Planetary host stars: Evaluating uncertainties in ultra-cool model atmospheres

TL;DR

This study compares different stellar atmosphere models for M-dwarfs to quantify systematic uncertainties in stellar parameters, highlighting model discrepancies across various parameters and their impact on synthetic photometry.

Contribution

It provides a comprehensive comparison of four major model atmosphere families for M-dwarfs, assessing their differences and uncertainties in stellar parameters and synthetic colours.

Findings

Model results for higher log(g) deviate less between models.

Synthetic IR colours differ by no more than 0.15 dex across models.
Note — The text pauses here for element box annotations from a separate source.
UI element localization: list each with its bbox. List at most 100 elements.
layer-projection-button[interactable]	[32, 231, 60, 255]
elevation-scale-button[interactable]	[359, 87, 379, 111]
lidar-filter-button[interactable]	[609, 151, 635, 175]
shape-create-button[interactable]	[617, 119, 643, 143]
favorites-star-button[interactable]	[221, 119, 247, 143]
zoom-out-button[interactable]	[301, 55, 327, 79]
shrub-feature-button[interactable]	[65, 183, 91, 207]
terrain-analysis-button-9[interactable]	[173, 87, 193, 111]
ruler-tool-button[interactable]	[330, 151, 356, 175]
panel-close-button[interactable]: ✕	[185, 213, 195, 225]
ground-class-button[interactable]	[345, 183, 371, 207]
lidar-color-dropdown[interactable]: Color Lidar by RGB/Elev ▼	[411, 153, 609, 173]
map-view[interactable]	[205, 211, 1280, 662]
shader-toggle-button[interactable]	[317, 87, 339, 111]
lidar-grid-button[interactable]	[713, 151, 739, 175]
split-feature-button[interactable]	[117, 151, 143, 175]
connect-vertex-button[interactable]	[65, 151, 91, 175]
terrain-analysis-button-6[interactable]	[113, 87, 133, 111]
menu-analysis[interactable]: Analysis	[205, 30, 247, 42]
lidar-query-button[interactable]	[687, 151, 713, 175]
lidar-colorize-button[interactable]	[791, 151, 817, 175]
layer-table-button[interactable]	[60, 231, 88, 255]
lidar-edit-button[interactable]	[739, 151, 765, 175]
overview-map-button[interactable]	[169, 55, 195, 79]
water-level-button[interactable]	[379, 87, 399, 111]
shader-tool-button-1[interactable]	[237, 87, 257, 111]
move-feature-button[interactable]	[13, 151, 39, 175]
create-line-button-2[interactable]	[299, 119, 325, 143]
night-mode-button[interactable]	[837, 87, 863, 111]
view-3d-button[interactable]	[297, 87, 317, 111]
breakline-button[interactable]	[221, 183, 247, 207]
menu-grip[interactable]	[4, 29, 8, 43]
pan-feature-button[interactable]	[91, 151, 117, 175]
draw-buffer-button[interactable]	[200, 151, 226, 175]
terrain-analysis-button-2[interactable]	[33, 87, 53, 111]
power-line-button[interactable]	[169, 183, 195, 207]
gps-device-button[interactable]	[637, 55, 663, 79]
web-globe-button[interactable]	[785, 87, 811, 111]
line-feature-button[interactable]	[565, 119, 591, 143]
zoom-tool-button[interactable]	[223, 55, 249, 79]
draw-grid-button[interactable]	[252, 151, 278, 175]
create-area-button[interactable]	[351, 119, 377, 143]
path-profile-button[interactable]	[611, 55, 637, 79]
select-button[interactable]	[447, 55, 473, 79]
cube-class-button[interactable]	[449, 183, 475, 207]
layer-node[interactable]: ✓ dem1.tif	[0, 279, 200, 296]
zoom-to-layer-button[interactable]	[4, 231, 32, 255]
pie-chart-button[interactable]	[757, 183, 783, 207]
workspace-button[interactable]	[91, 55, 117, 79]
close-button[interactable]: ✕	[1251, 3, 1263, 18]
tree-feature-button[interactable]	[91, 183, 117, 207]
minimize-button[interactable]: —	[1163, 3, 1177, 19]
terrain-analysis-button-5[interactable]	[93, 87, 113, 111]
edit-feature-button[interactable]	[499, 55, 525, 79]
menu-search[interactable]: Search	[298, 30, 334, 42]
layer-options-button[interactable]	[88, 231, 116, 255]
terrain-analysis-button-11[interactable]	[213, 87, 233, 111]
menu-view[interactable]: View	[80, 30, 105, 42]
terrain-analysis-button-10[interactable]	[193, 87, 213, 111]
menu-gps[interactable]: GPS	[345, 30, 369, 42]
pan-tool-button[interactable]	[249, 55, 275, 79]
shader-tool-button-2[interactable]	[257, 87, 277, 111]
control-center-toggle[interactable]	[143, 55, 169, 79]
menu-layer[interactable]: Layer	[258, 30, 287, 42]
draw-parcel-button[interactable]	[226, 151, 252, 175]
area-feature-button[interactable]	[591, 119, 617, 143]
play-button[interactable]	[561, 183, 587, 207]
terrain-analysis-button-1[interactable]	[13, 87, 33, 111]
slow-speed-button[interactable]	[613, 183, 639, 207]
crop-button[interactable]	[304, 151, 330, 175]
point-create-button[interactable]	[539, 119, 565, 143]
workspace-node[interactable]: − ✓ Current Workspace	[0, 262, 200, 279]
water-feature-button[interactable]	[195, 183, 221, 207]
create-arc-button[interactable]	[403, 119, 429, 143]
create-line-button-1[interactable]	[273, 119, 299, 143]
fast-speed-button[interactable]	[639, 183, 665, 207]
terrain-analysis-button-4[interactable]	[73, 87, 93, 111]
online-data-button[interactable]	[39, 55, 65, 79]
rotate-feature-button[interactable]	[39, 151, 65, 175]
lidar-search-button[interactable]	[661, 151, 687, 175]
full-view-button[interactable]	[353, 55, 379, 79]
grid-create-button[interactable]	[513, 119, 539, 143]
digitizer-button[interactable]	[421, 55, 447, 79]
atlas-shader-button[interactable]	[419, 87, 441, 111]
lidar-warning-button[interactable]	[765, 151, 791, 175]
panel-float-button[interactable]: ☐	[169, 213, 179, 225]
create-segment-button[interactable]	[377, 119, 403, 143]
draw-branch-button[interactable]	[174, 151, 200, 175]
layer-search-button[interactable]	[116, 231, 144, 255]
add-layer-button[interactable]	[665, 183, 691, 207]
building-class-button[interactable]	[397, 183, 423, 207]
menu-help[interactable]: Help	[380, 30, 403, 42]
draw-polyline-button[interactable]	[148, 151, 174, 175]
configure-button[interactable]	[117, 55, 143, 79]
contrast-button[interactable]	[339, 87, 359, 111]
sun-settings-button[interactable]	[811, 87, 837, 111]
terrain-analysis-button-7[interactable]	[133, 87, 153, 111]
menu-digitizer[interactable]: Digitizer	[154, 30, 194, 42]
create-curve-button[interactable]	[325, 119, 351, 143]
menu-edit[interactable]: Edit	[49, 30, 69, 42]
Discrepancies decrease with increasing T_eff.

Abstract

M-dwarfs are emerging in the literature as promising targets for detecting low-mass, Earth-like planets. An important step in this process is to determine the stellar parameters of the M-dwarf host star as accurately as possible. Different well-tested stellar model atmosphere simulations from different groups are widely applied to undertake this task. This paper provides a comparison of different model atmosphere families to allow a better estimate of systematic errors on host-star stellar parameter introduced by the use of one specific model atmosphere family only. We present a comparison of the ATLAS9, MARCS, Phoenix and Drift-Phoenix model atmosphere families including the M-dwarf parameter space (T$_{\rm eff}=2500$K$\,...\,$4000K, log(g)=3.0$\,...\,$5.0, [M/H]=$-2.5\,...\,0.5$). We examine the differences in the (T$_{\rm gas}$, p$_{\rm gas}$)-structures, in synthetic photometric fluxes and in colour indices. Model atmospheres results for higher log(g) deviate considerably less between different models families than those for lower log(g) for all T$_{\rm eff}=2500$K$\,...\,$4000K examined. We compiled the broad-band synthetic photometric fluxes for all available model atmospheres (incl. M-dwarfs and brown dwarfs) for the UKIRT WFCAM ZYJHK, 2MASS JHKs and Johnson UBVRI filters, and calculated related colour indices. Synthetic colours in the IR wavelengths diverge by no more than 0.15 dex amongst all model families. For all spectral bands considered, model discrepancies in colour diminish for higher T$_{\rm eff}$ atmosphere simulations. We notice differences in synthetic colours between all model families and observed example data (incl. Kepler 42 and GJ1214).